SINGAPORE (Mar 28): The overall Asia Pacific (APAC) cross-border issuance is expected to see a moderate drop in 2019, according to a special report by Fitch Rating.
This is mainly due to the slowing economic growth in China, lower capex and mergers and acquisitions (M&As), a weaker yuan, as well as lower onshore and rising offshore funding costs, which continues to weigh on cross-border issuance by Chinese corporates.
“We expect cross-border issuance by Chinese corporates to fall moderately in 2019, but to still be around the US$100 billion ($135.4 billion) level (2018: US$112 billion),” says Fitch.
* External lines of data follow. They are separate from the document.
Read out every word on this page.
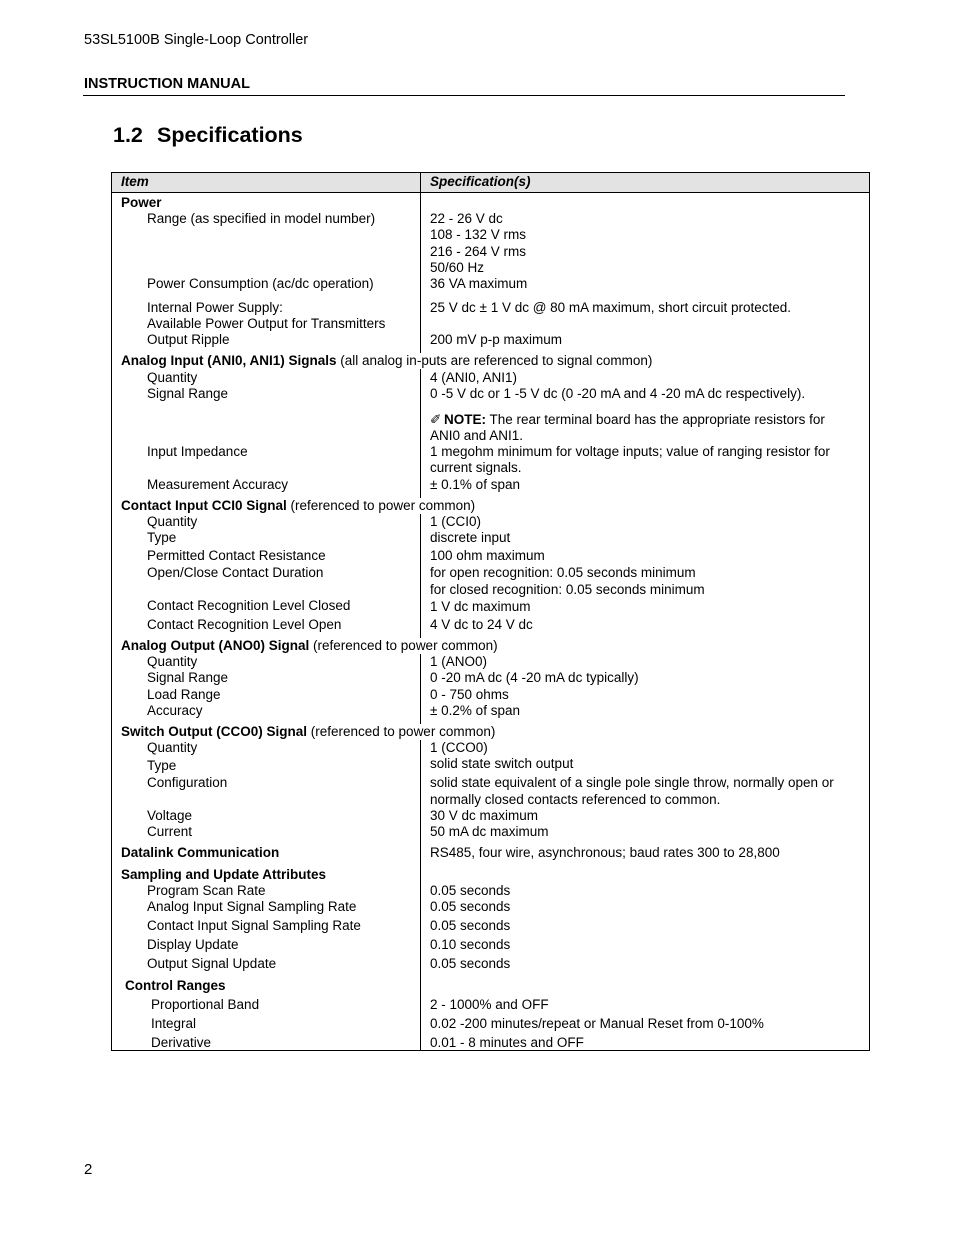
53SL5100B Single-Loop Controller
INSTRUCTION MANUAL
1.2 Specifications
Item	Specification(s)
Power
Range (as specified in model number)	22 - 26 V dc
108 - 132 V rms
216 - 264 V rms
50/60 Hz
Power Consumption (ac/dc operation)	36 VA maximum
Internal Power Supply:	25 V dc ± 1 V dc @ 80 mA maximum, short circuit protected.
Available Power Output for Transmitters
Output Ripple	200 mV p-p maximum
Analog Input (ANI0, ANI1) Signals (all analog in-puts are referenced to signal common)
Quantity	4 (ANI0, ANI1)
Signal Range	0 -5 V dc or 1 -5 V dc (0 -20 mA and 4 -20 mA dc respectively).
✐ NOTE: The rear terminal board has the appropriate resistors for
ANI0 and ANI1.
Input Impedance	1 megohm minimum for voltage inputs; value of ranging resistor for
current signals.
Measurement Accuracy	± 0.1% of span
Contact Input CCI0 Signal (referenced to power common)
Quantity	1 (CCI0)
Type	discrete input
Permitted Contact Resistance	100 ohm maximum
Open/Close Contact Duration	for open recognition: 0.05 seconds minimum
for closed recognition: 0.05 seconds minimum
Contact Recognition Level Closed	1 V dc maximum
Contact Recognition Level Open	4 V dc to 24 V dc
Analog Output (ANO0) Signal (referenced to power common)
Quantity	1 (ANO0)
Signal Range	0 -20 mA dc (4 -20 mA dc typically)
Load Range	0 - 750 ohms
Accuracy	± 0.2% of span
Switch Output (CCO0) Signal (referenced to power common)
Quantity	1 (CCO0)
Type	solid state switch output
Configuration	solid state equivalent of a single pole single throw, normally open or
normally closed contacts referenced to common.
Voltage	30 V dc maximum
Current	50 mA dc maximum
Datalink Communication	RS485, four wire, asynchronous; baud rates 300 to 28,800
Sampling and Update Attributes
Program Scan Rate	0.05 seconds
Analog Input Signal Sampling Rate	0.05 seconds
Contact Input Signal Sampling Rate	0.05 seconds
Display Update	0.10 seconds
Output Signal Update	0.05 seconds
Control Ranges
Proportional Band	2 - 1000% and OFF
Integral	0.02 -200 minutes/repeat or Manual Reset from 0-100%
Derivative	0.01 - 8 minutes and OFF
2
However, Chinese cross-border issuance should still be supported by refinancing related to offshore maturities of US$67 billion in 2019 and a further US$87 billion in 2020. In particular, the homebuilding sector is expected to continue issuing and refinancing via offshore bonds due to policy curbs on domestic issuance.
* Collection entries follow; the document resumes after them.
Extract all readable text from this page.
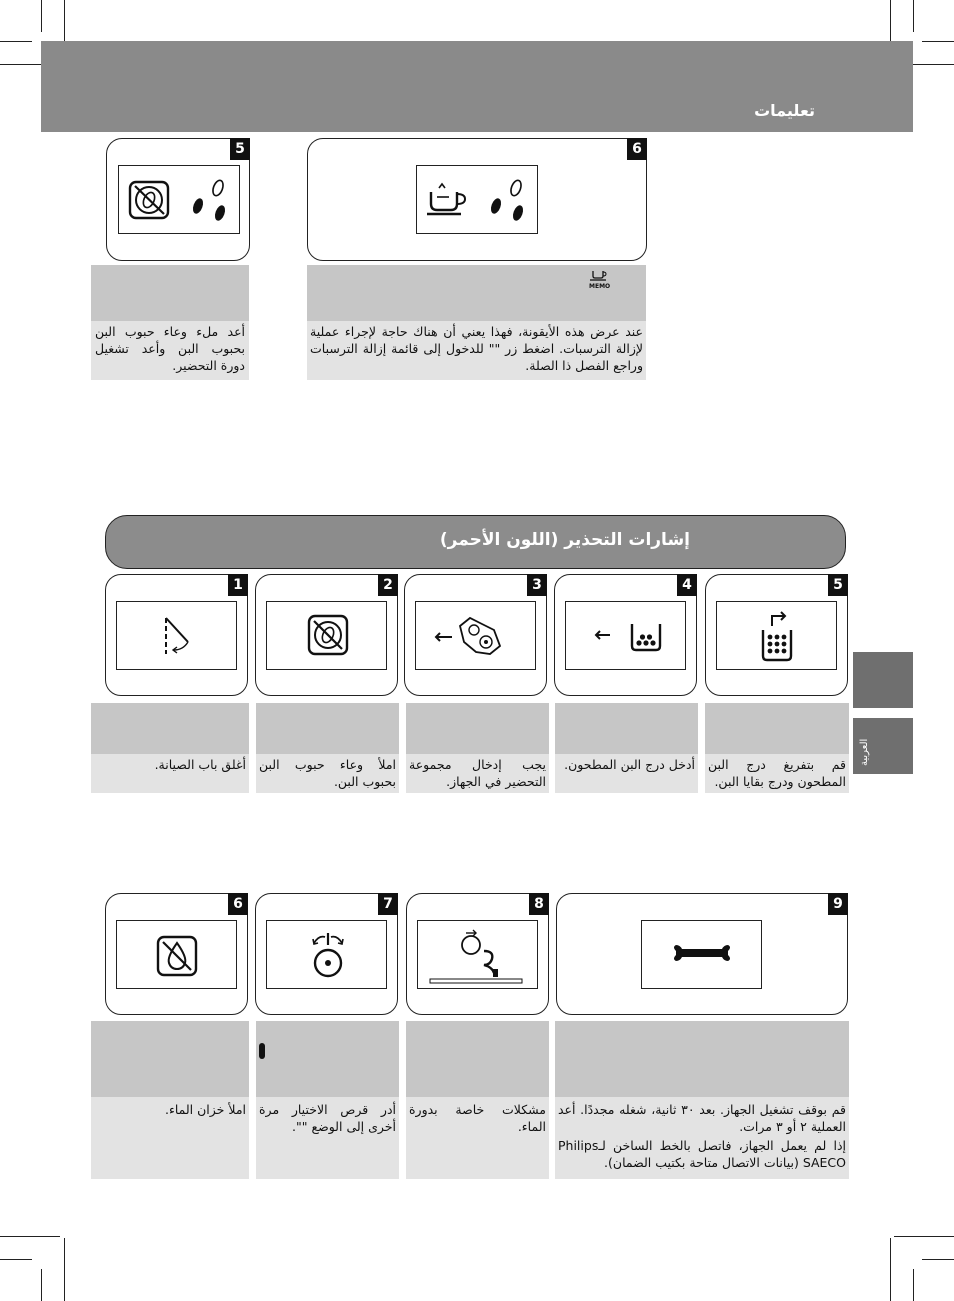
تعليمات
العربية
5
أعد ملء وعاء حبوب البن بحبوب البن وأعد تشغيل دورة التحضير.
6
MEMO
عند عرض هذه الأيقونة، فهذا يعني أن هناك حاجة لإجراء عملية لإزالة الترسبات. اضغط زر "" للدخول إلى قائمة إزالة الترسبات وراجع الفصل ذا الصلة.
إشارات التحذير (اللون الأحمر)
1	2	3	4	5
أغلق باب الصيانة. املأ وعاء حبوب البن بحبوب البن.
يجب إدخال مجموعة التحضير في الجهاز.
أدخل درج البن المطحون. قم بتفريغ درج البن المطحون ودرج بقايا البن.
6	7	8	9
املأ خزان الماء. أدر قرص الاختيار مرة أخرى إلى الوضع "".
مشكلات خاصة بدورة الماء.
قم بوقف تشغيل الجهاز. بعد ٣٠ ثانية، شغله مجددًا. أعد العملية ٢ أو ٣ مرات.
إذا لم يعمل الجهاز، فاتصل بالخط الساخن لـPhilips SAECO (بيانات الاتصال متاحة بكتيب الضمان).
Fitch estimates that Chinese corporates will have registered US$30.1 billion in cross-border issuance in 1Q19, which is on a par with quarterly issuance amounts over 2Q18 to 4Q18, albeit below the US$39.0 billion issued in 1Q18.
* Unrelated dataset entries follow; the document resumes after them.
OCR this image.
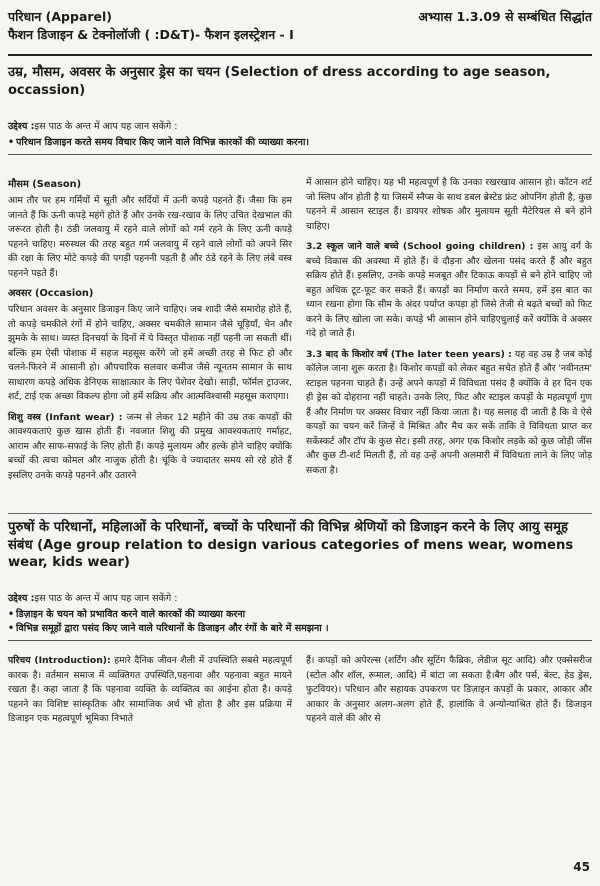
परिधान (Apparel)
फैशन डिजाइन & टेक्नोलॉजी ( :D&T)- फैशन इलस्ट्रेशन - I
अभ्यास 1.3.09 से सम्बंधित सिद्धांत
उम्र, मौसम, अवसर के अनुसार ड्रेस का चयन (Selection of dress according to age season, occassion)
उद्देश्य :इस पाठ के अन्त में आप यह जान सकेंगे :
• परिधान डिजाइन करते समय विचार किए जाने वाले विभिन्न कारकों की व्याख्या करना।
मौसम (Season)

आम तौर पर हम गर्मियों में सूती और सर्दियों में ऊनी कपड़े पहनते हैं। जैसा कि हम जानते हैं कि ऊनी कपड़े महंगे होते हैं और उनके रख-रखाव के लिए उचित देखभाल की जरूरत होती है। ठंडी जलवायु में रहने वाले लोगों को गर्म रहने के लिए ऊनी कपड़े पहनने चाहिए। मरुस्थल की तरह बहुत गर्म जलवायु में रहने वाले लोगों को अपने सिर की रक्षा के लिए मोटे कपड़े की पगड़ी पहननी पड़ती है और ठंडे रहने के लिए लंबे वस्त्र पहनने पड़ते हैं।

अवसर (Occasion)

परिधान अवसर के अनुसार डिजाइन किए जाने चाहिए। जब शादी जैसे समारोह होते हैं, तो कपड़े चमकीले रंगों में होने चाहिए, अक्सर चमकीले सामान जैसे चूड़ियाँ, चेन और झुमके के साथ। व्यस्त दिनचर्या के दिनों में ये विस्तृत पोशाक नहीं पहनी जा सकती थीं। बल्कि हम ऐसी पोशाक में सहज महसूस करेंगे जो हमें अच्छी तरह से फिट हो और चलने-फिरने में आसानी हो। औपचारिक सलवार कमीज जैसे न्यूनतम सामान के साथ साधारण कपड़े अधिक डेनिएक साक्षात्कार के लिए पेशेवर देखो। साड़ी, फॉर्मल ट्राउजर, शर्ट, टाई एक अच्छा विकल्प होगा जो हमें सक्रिय और आत्मविश्वासी महसूस कराएगा।

शिशु वस्त्र (Infant wear) : जन्म से लेकर 12 महीने की उम्र तक कपड़ों की आवश्यकताएं कुछ खास होती हैं। नवजात शिशु की प्रमुख आवश्यकताएं गर्माहट, आराम और साफ-सफाई के लिए होती हैं। कपड़े मुलायम और हल्के होने चाहिए क्योंकि बच्चों की त्वचा कोमल और नाजुक होती है। चूंकि वे ज्यादातर समय सो रहे होते हैं इसलिए उनके कपड़े पहनने और उतारने

में आसान होने चाहिए। यह भी महत्वपूर्ण है कि उनका रखरखाव आसान हो। कॉटन शर्ट जो स्लिप ऑन होती है या जिसमें स्नैप्स के साथ डबल ब्रेस्टेड फ्रंट ओपनिंग होती है, कुछ पहनने में आसान स्टाइल हैं। डायपर शोषक और मुलायम सूती मैटेरियल से बने होने चाहिए।

3.2 स्कूल जाने वाले बच्चे (School going children) : इस आयु वर्ग के बच्चे विकास की अवस्था में होते हैं। वे दौड़ना और खेलना पसंद करते हैं और बहुत सक्रिय होते हैं। इसलिए, उनके कपड़े मजबूत और टिकाऊ कपड़ों से बने होने चाहिए जो बहुत अधिक टूट-फूट कर सकते हैं। कपड़ों का निर्माण करते समय, हमें इस बात का ध्यान रखना होगा कि सीम के अंदर पर्याप्त कपड़ा हो जिसे तेजी से बढ़ते बच्चों को फिट करने के लिए खोला जा सके। कपड़े भी आसान होने चाहिएधुलाई करें क्योंकि वे अक्सर गंदे हो जाते हैं।

3.3 बाद के किशोर वर्ष (The later teen years) : यह वह उम्र है जब कोई कॉलेज जाना शुरू करता है। किशोर कपड़ों को लेकर बहुत सचेत होते हैं और 'नवीनतम' स्टाइल पहनना चाहते हैं। उन्हें अपने कपड़ों में विविधता पसंद है क्योंकि वे हर दिन एक ही ड्रेस को दोहराना नहीं चाहते। उनके लिए, फिट और स्टाइल कपड़ों के महत्वपूर्ण गुण हैं और निर्माण पर अक्सर विचार नहीं किया जाता है। यह सलाह दी जाती है कि वे ऐसे कपड़ों का चयन करें जिन्हें वे मिश्रित और मैच कर सकें ताकि वे विविधता प्राप्त कर सकेंस्कर्ट और टॉप के कुछ सेट। इसी तरह, अगर एक किशोर लड़के को कुछ जोड़ी जींस और कुछ टी-शर्ट मिलती हैं, तो वह उन्हें अपनी अलमारी में विविधता लाने के लिए जोड़ सकता है।

पुरुषों के परिधानों, महिलाओं के परिधानों, बच्चों के परिधानों की विभिन्न श्रेणियों को डिजाइन करने के लिए आयु समूह संबंध (Age group relation to design various categories of mens wear, womens wear, kids wear)
उद्देश्य :इस पाठ के अन्त में आप यह जान सकेंगे :
• डिज़ाइन के चयन को प्रभावित करने वाले कारकों की व्याख्या करना
• विभिन्न समूहों द्वारा पसंद किए जाने वाले परिधानों के डिजाइन और रंगों के बारे में समझना ।

परिचय (Introduction): हमारे दैनिक जीवन शैली में उपस्थिति सबसे महत्वपूर्ण कारक है। वर्तमान समाज में व्यक्तिगत उपस्थिति,पहनावा और पहनावा बहुत मायने रखता है। कहा जाता है कि पहनावा व्यक्ति के व्यक्तित्व का आईना होता है। कपड़े पहनने का विशिष्ट सांस्कृतिक और सामाजिक अर्थ भी होता है और इस प्रक्रिया में डिजाइन एक महत्वपूर्ण भूमिका निभाते

हैं। कपड़ों को अपेरल्स (शर्टिंग और सूटिंग फैब्रिक, लेडीज सूट आदि) और एक्सेसरीज (स्टोल और शॉल, रूमाल, आदि) में बांटा जा सकता है।बैग और पर्स, बेल्ट, हेड ड्रेस, फुटवियर)। परिधान और सहायक उपकरण पर डिज़ाइन कपड़ों के प्रकार, आकार और आकार के अनुसार अलग-अलग होते हैं, हालांकि वे अन्योन्याश्रित होते हैं। डिजाइन पहनने वाले की ओर से

45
Total cross-border bonds issued by APAC corporations declined by 9% y-o-y to US$207 billion in 2018 from USS$228 billion in 2017, with China accounting for US$14 billion of the total US$21 billion drop, followed by Hong Kong, Australia, Singapore and India.
Fitch believes that the same factors that led to this decline is likely to remain in place this year, including slowing global economic growth and lower capex, mainly in China, US interest rates remaining well above that of 2017, and a more risk-averse stance by investor, especially for speculative-grade issuers.
On the bright side, the relaxing of some regulatory restrictions in India and capex plans of state-owned enterprises in Indonesia are likely to increase issuance from these countries, mitigating the potential drop in Chinese supply. The pause in US Fed interest-rate hikes should also support issuance, with activity picking up since Jan 2019, particularly by high-yield credits in Asian emerging markets.
The recovery in cross-border issuance for both Indonesia and India should be additionally supported by an improving investment cycle in some sectors and normalising yields, which rose in 2018 due to tighter policy conditions as well as higher emerging-market volatility.
But unexpected outcomes of forthcoming elections in both countries could inhibit investor appetite in 2H19.